Signed-off-by: Patrik Gustavsson <patrik.gustavsson@arm.com>
Change-Id: If509e1d23e3f22ed4c963d8dabd8c00c6b9c07e3
diff --git a/ethosu/vela/graph_optimiser.py b/ethosu/vela/graph_optimiser.py
index dd540a7..b708b62 100644
--- a/ethosu/vela/graph_optimiser.py
+++ b/ethosu/vela/graph_optimiser.py
@@ -344,14 +344,19 @@
     # But in order to to do this, they cannot be outputs of the sg,
     # this need to be fixed prior to the removal.
     # Solution is to add a avgpool NOP, to maintain the original tensor.
+    # This is also valid when reshape ifm/ofm is produced respectively
+    # consumed by CPU
 
     # Check if operator ifm/ofm are sg ifm/ofm
     ifm_is_sg_ifm = op.ifm.ops[0].type in (Op.Placeholder, Op.SubgraphInput, Op.Const)
     ifm_is_sg_ofm = any(ifm_cons is None for ifm_cons in op.ifm.consumer_list)
     ofm_is_sg_ofm = any(ofm_cons is None for ofm_cons in op.ofm.consumer_list)

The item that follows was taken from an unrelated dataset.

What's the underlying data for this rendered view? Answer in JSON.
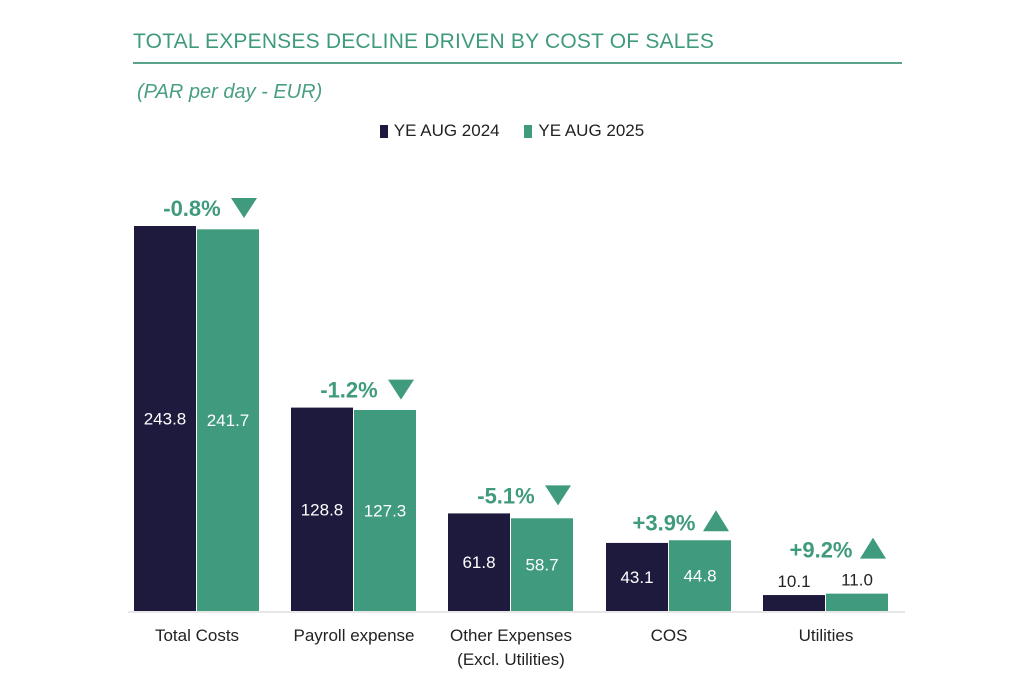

+    # Check if ifm/ofm is produced repectivly consumed by CPU
+    ifm_is_cpu_produced = any(ifm_prod is not None and not ifm_prod.run_on_npu for ifm_prod in op.ifm.ops)
+    ofm_is_cpu_consumed = any(ofm_cons is not None and not ofm_cons.run_on_npu for ofm_cons in op.ofm.consumer_list)
 
-    if op.type == Op.Reshape and (ifm_is_sg_ofm or ifm_is_sg_ifm) and ofm_is_sg_ofm:
-        # Both ifm and ofm are sg outputs, only ifm need a copy, in order to remove the Reshape
+    if (ifm_is_sg_ofm or ifm_is_sg_ifm or ifm_is_cpu_produced) and (ofm_is_sg_ofm or ofm_is_cpu_consumed):
+        # Both ifm and ofm need to persist, but only ifm need a copy, in order to remove the Reshape
         insert_copy_op_after_tens(op.ifm)
 
     return op
@@ -1194,10 +1199,14 @@
         ifm_is_sg_ifm = ifm.ops[0].type in (Op.Placeholder, Op.SubgraphInput, Op.Const)

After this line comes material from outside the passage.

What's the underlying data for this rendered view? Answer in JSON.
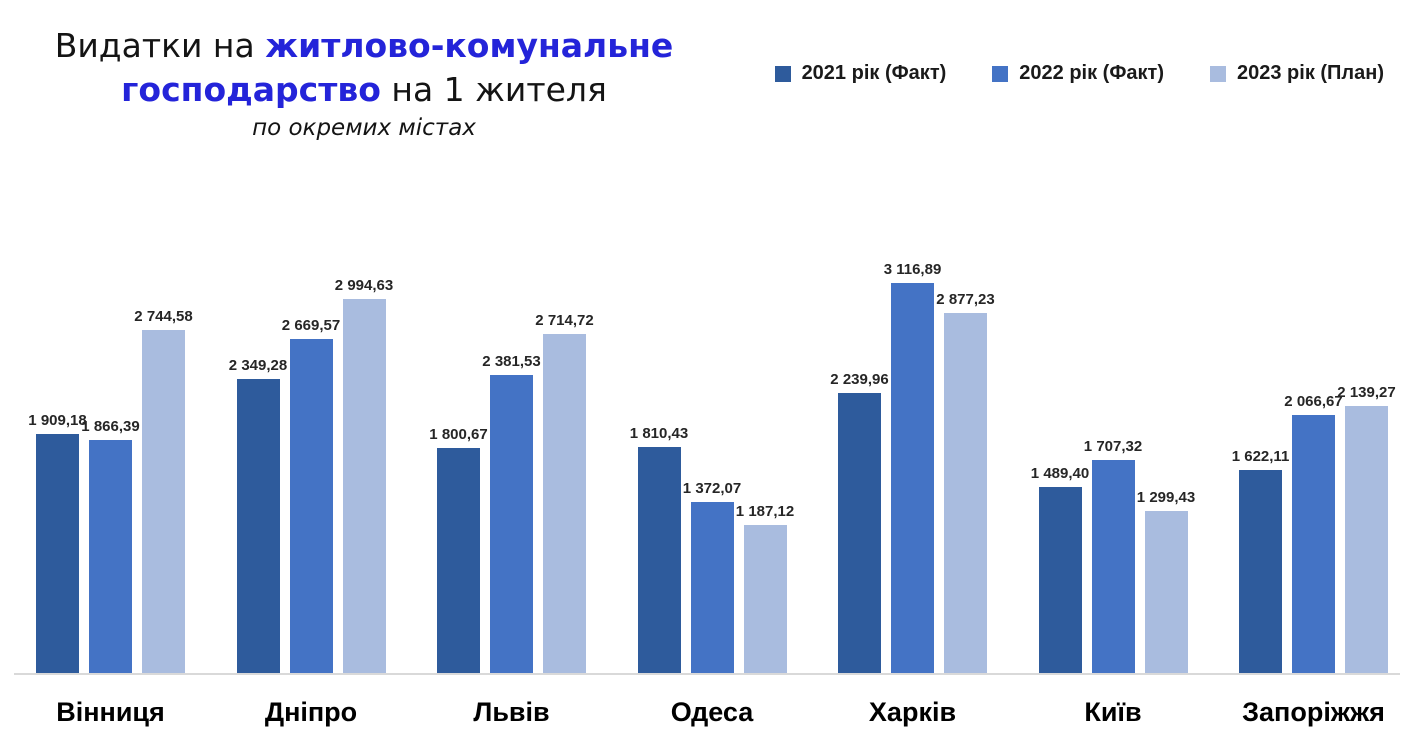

         ifm_is_sg_ofm = any(ifm_cons is None for ifm_cons in ifm.consumer_list)
         ofm_is_sg_ofm = any(ofm_cons is None for ofm_cons in ofm.consumer_list)

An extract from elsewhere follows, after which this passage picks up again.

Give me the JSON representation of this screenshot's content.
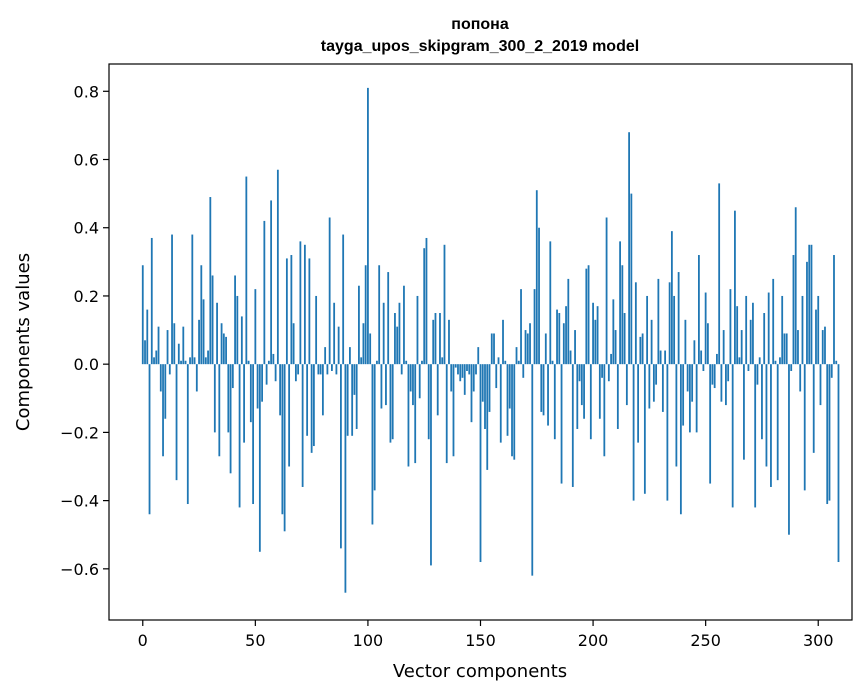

-        # This case should be handled prior to this function
-        assert not ((ifm_is_sg_ifm or ifm_is_sg_ofm) and ofm_is_sg_ofm)
+        # Check if ifm/ofm is produced repectivly consumed by CPU
+        ifm_is_cpu_produced = any(ifm_prod is not None and not ifm_prod.run_on_npu for ifm_prod in op.ifm.ops)
+        ofm_is_cpu_consumed = any(ofm_cons is not None and not ofm_cons.run_on_npu for ofm_cons in op.ofm.consumer_list)
 
-        if ofm_is_sg_ofm:
+        # This case should be handled prior to this function
+        assert not ((ifm_is_sg_ifm or ifm_is_sg_ofm or ifm_is_cpu_produced) and (ofm_is_sg_ofm or ofm_is_cpu_consumed))
+
+        if ofm_is_sg_ofm or ofm_is_cpu_consumed:
             # Bypassed by replacing ifm with ofm
             ofm.ops = []
             for prev_op in ifm.ops: